Q. How do you explain the large number of Jews in art and other forms of culture?
A. The view that Jews are specially emotional cannot be the answer, since many peoples are known for their passion. But does being emotional make you a good artist? Does an artist have to be emotional?
Is it that the Jewish mentality tends to make one curious about the truth, giving a Jewish artist a gist of insight and an ability to depict what he/she sees. But granted that there is a Jewish concern for truth, is this not more evident in religion, law, philosophy, literature and science?
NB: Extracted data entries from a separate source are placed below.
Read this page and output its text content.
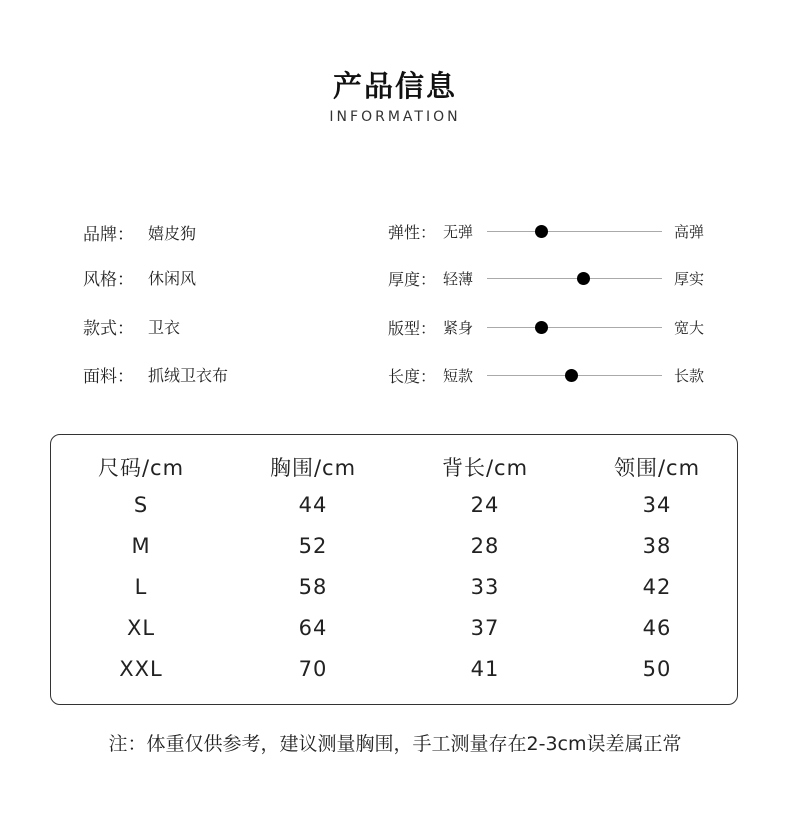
产品信息
INFORMATION
品牌： 嬉皮狗
风格： 休闲风
款式： 卫衣
面料： 抓绒卫衣布
弹性： 无弹	高弹
厚度： 轻薄	厚实
版型： 紧身	宽大
长度： 短款	长款
尺码/cm	胸围/cm	背长/cm	领围/cm
S	44	24	34
M	52	28	38
L	58	33	42
XL	64	37	46
XXL	70	41	50
注：体重仅供参考，建议测量胸围，手工测量存在2-3cm误差属正常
Chagall may have come close to the answer with his whimsical mood, which expresses the paradoxes of life that are all too familiar to the Jew. Ben Shahn, when given a degree by Princeton University, was said to display “sympathy for mankind, exhibiting in his work a grave laughter at the follies of our race and a sensitive compassion for its sufferings”. Shahn himself quoted Blake, who said in his “Marriage of Heaven and Hell” that “the righteous indignation over injustice is the truest worship of God”.
Yet none of this proves that there is one Jewish art style – in other words, that Chagall, Shahn or anyone else is typical of Jewish artists – and hence all we can reasonably do may be to take Jewish artists on a case-by-case basis and ask each one in what sense they and their work is Jewish. A consensus may emerge, but I doubt it.